Things are changing, albeit slowly. It is tourists like yourself who have helped to bring about much of the change, not by boycotting the country but by writing letters of protest and supporting animal charities. I work for a program that feeds and neuters strays which is making huge strides. Apart from the routine work of ensuring the health of thousands of strays, we go into schools as it is the children who will bring about the biggest change. I have had one of my cats shot and another poisoned , but the work goes on.
When I was small, I often spent time at my Grandfather's farm in the country, in the U.K. and saw much casual cruelty towards animals both from the farm hands and the people around.

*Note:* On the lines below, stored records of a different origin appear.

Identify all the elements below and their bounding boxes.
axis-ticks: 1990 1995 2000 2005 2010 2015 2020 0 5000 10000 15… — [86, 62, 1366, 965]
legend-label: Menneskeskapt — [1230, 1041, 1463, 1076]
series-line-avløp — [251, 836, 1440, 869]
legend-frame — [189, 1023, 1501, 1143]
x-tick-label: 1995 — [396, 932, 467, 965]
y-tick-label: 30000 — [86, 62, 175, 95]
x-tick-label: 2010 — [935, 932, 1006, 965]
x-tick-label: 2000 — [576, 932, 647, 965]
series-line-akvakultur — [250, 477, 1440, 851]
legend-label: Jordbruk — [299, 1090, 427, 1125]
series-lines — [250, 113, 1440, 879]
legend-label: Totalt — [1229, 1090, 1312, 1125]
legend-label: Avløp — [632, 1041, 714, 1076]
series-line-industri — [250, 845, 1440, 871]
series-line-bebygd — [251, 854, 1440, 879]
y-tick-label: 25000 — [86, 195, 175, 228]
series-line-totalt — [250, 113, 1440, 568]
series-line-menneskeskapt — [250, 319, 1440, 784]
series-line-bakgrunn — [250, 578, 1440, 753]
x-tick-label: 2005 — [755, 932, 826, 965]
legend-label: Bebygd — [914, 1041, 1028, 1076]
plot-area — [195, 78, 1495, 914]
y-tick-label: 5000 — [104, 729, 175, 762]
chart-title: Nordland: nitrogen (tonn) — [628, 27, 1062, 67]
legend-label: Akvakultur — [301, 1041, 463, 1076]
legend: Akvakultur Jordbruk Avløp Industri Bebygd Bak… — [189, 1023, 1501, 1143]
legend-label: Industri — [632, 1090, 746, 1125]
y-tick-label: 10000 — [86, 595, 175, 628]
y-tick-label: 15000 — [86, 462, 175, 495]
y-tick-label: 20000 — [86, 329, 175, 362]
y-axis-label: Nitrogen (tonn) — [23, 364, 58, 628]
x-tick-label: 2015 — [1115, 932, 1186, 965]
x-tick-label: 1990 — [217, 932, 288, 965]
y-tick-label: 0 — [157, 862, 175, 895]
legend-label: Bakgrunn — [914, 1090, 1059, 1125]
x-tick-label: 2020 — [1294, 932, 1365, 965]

In later years, we acquired two cats, on separate occasions, from different people, both of whom were in the process of being drowned because "they were a nuisance" - the last one was less than 20 years ago. I also successfully engineered a prosecution against a neighbour who was poisoning cats and dogs because they ran into her (unfenced!) garden so it is relatively recently that some in good old Britain are starting to realise that this behaviour is unacceptable.

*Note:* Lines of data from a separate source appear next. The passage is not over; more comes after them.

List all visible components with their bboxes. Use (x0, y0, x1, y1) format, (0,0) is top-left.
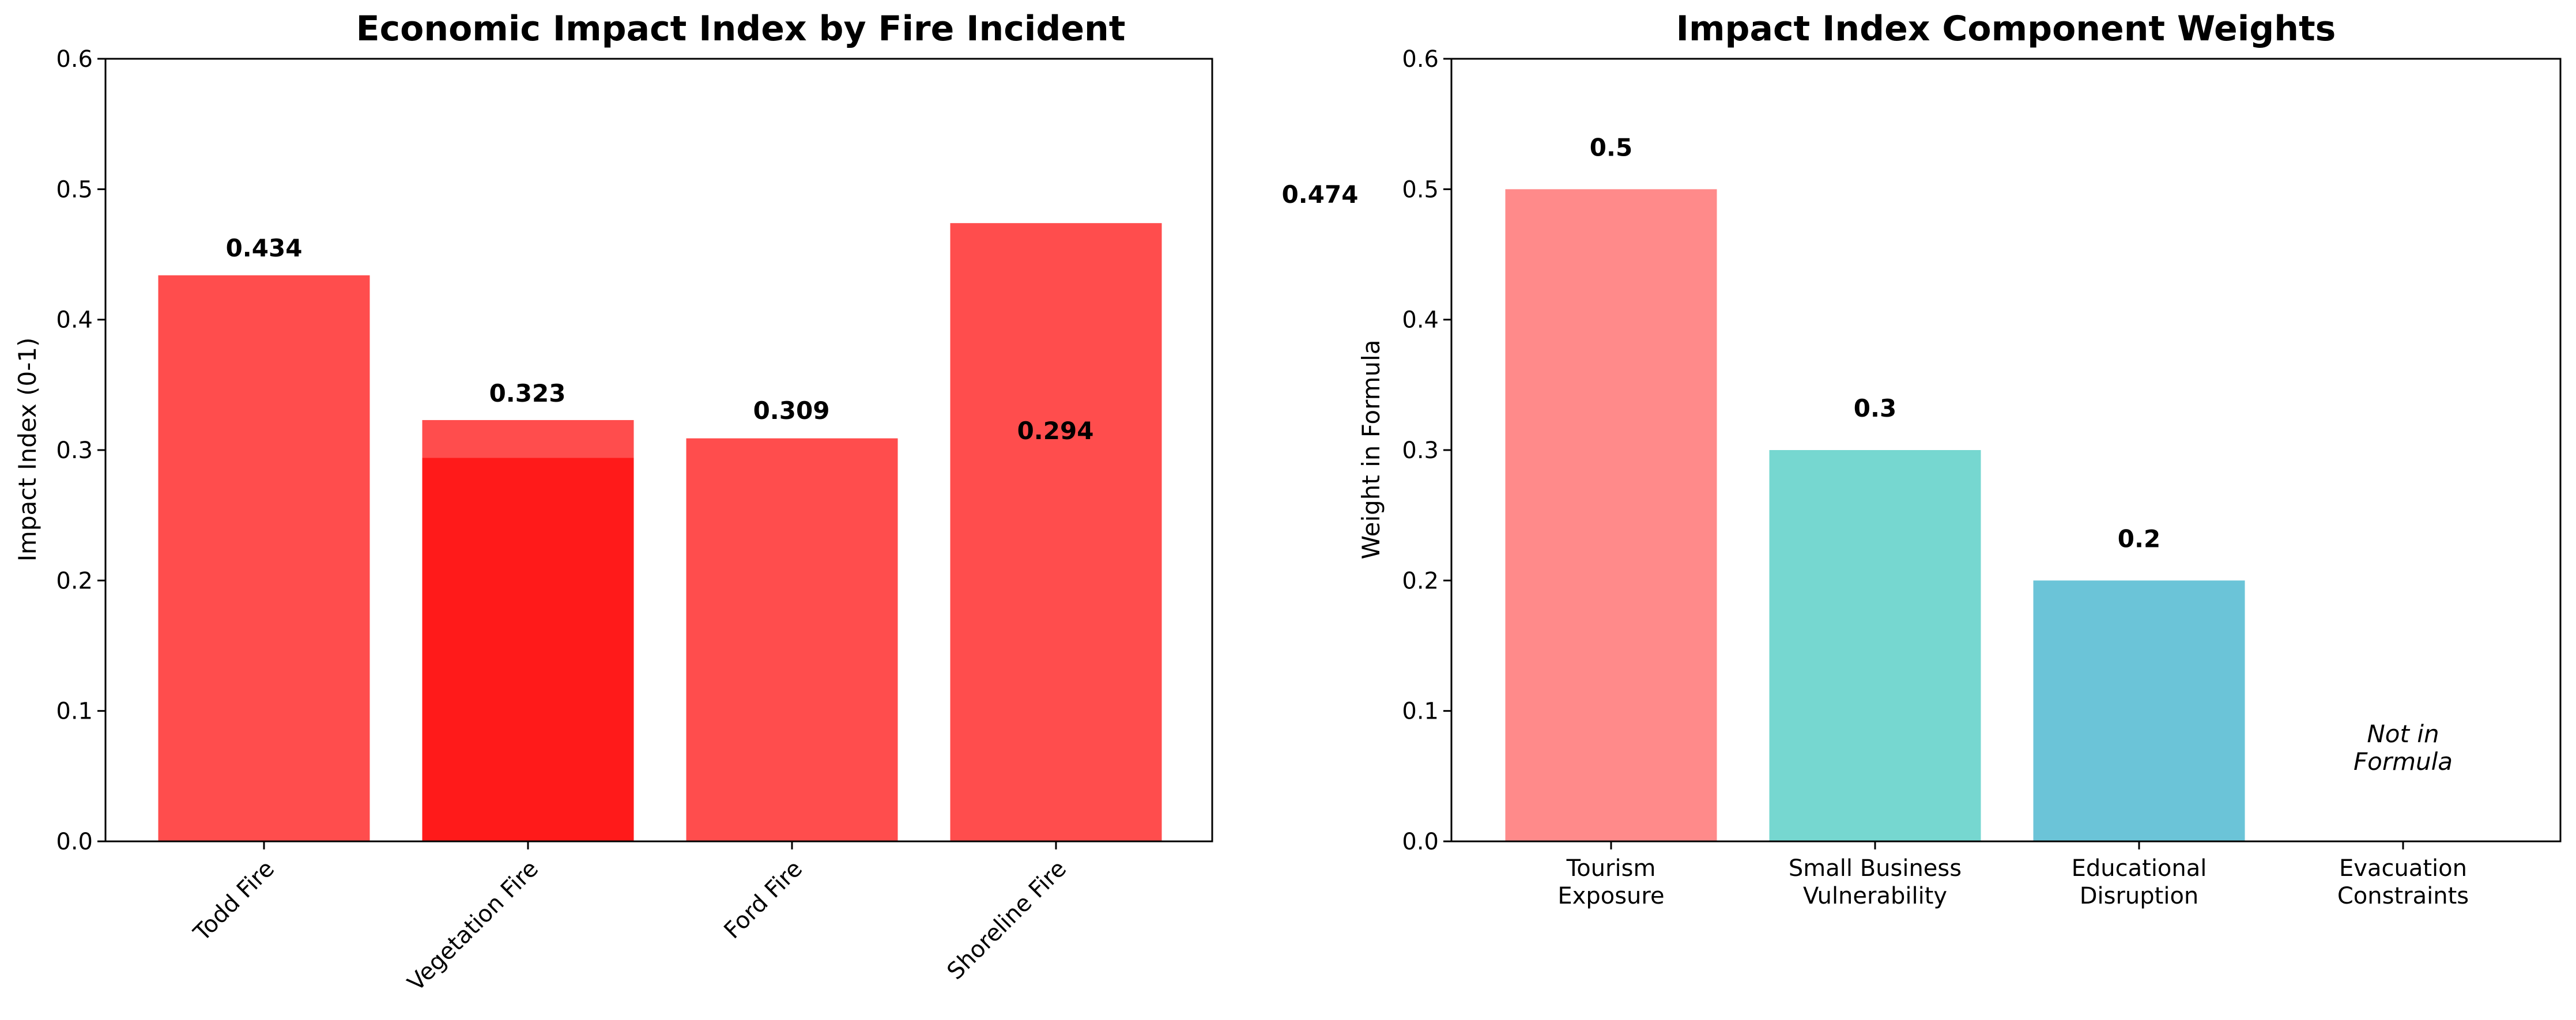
chart1-plot-frame (104, 58, 1213, 843)
chart2-x-tick-label: Evacuation (2339, 855, 2467, 882)
chart2-y-tick-label: 0.0 (1402, 829, 1439, 855)
chart2-bars (1505, 189, 2245, 841)
overlay-value-label: 0.294 (1017, 417, 1094, 445)
chart1-y-tick-label: 0.1 (56, 698, 93, 725)
chart2-x-tick-label: Disruption (2080, 883, 2199, 909)
chart1-y-tick-label: 0.3 (56, 437, 93, 464)
impact-index-chart: Economic Impact Index by Fire Incident I… (13, 9, 1358, 996)
chart1-y-tick-label: 0.0 (56, 829, 93, 855)
bar-educational-disruption (2033, 580, 2245, 841)
chart1-bars (158, 223, 1162, 842)
bar-todd-fire (158, 275, 370, 841)
chart1-value-label: 0.434 (226, 234, 303, 262)
chart2-title: Impact Index Component Weights (1676, 9, 2336, 49)
component-weights-chart: Impact Index Component Weights Weight in… (1357, 9, 2562, 909)
chart2-x-tick-label: Tourism (1566, 855, 1656, 882)
chart2-y-tick-label: 0.1 (1402, 698, 1439, 725)
chart1-y-ticks: 0.0 0.1 0.2 0.3 0.4 0.5 0.6 (56, 46, 105, 855)
chart1-y-axis-label: Impact Index (0-1) (13, 338, 42, 562)
chart2-y-tick-label: 0.5 (1402, 176, 1439, 203)
bar-small-business-vulnerability (1769, 450, 1981, 841)
chart1-data-labels: 0.434 0.323 0.309 0.474 0.294 (226, 180, 1359, 445)
chart2-x-tick-label: Small Business (1789, 855, 1962, 882)
chart2-y-tick-label: 0.3 (1402, 437, 1439, 464)
chart2-x-tick-label: Exposure (1557, 883, 1664, 909)
chart1-x-tick-label: Shoreline Fire (942, 856, 1072, 985)
chart2-value-label: 0.3 (1854, 394, 1896, 422)
bar-tourism-exposure (1505, 189, 1717, 841)
chart1-y-tick-label: 0.2 (56, 568, 93, 594)
chart1-title: Economic Impact Index by Fire Incident (356, 9, 1126, 49)
chart2-y-tick-label: 0.2 (1402, 568, 1439, 594)
chart2-y-tick-label: 0.4 (1402, 307, 1439, 334)
chart2-y-tick-label: 0.6 (1402, 46, 1439, 73)
chart2-note-line: Not in (2367, 720, 2439, 748)
chart1-x-tick-label: Vegetation Fire (403, 856, 544, 997)
chart1-x-tick-label: Ford Fire (719, 856, 808, 945)
chart2-value-label: 0.5 (1590, 133, 1632, 161)
chart2-plot-frame (1450, 58, 2562, 843)
chart1-x-tick-label: Todd Fire (188, 856, 280, 947)
chart2-x-tick-label: Constraints (2337, 883, 2469, 909)
chart1-y-tick-label: 0.4 (56, 307, 93, 334)
chart1-value-label: 0.309 (753, 396, 830, 425)
overlay-bar (422, 458, 634, 841)
chart2-x-tick-label: Vulnerability (1803, 883, 1947, 909)
chart2-data-labels: 0.5 0.3 0.2 (1590, 133, 2160, 553)
chart2-x-tick-label: Educational (2072, 855, 2207, 882)
chart1-y-tick-label: 0.5 (56, 176, 93, 203)
chart1-y-tick-label: 0.6 (56, 46, 93, 73)
chart1-x-ticks: Todd Fire Vegetation Fire Ford Fire Shoreli… (188, 841, 1072, 996)
chart2-note-line: Formula (2354, 747, 2453, 776)
chart2-y-ticks: 0.0 0.1 0.2 0.3 0.4 0.5 0.6 (1402, 46, 1451, 855)
bar-ford-fire (686, 438, 898, 841)
chart1-value-label: 0.474 (1282, 180, 1359, 209)
chart2-y-axis-label: Weight in Formula (1357, 339, 1385, 559)
bar-shoreline-fire (950, 223, 1162, 842)
chart1-value-label: 0.323 (489, 379, 566, 407)
chart2-value-label: 0.2 (2118, 524, 2160, 553)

Re the cats in Greece, they do not breed or they produce much smaller litters when food is scarce.All the kind tourists feeding them at Taverna tables means that they are well fed in the Tourist season and often produce a second litter in September (the first is generally in March). The kittens from the second litters often starve to death as all the tourists have gone. I know many wonderful Greek people who look after colonies of stray cats and dogs but there is a limit to what they can do and many tourist places shut down for the winter. Feeding them is actually a cruelty in itself.
There is cruelty everywhere, education and practical help is the key.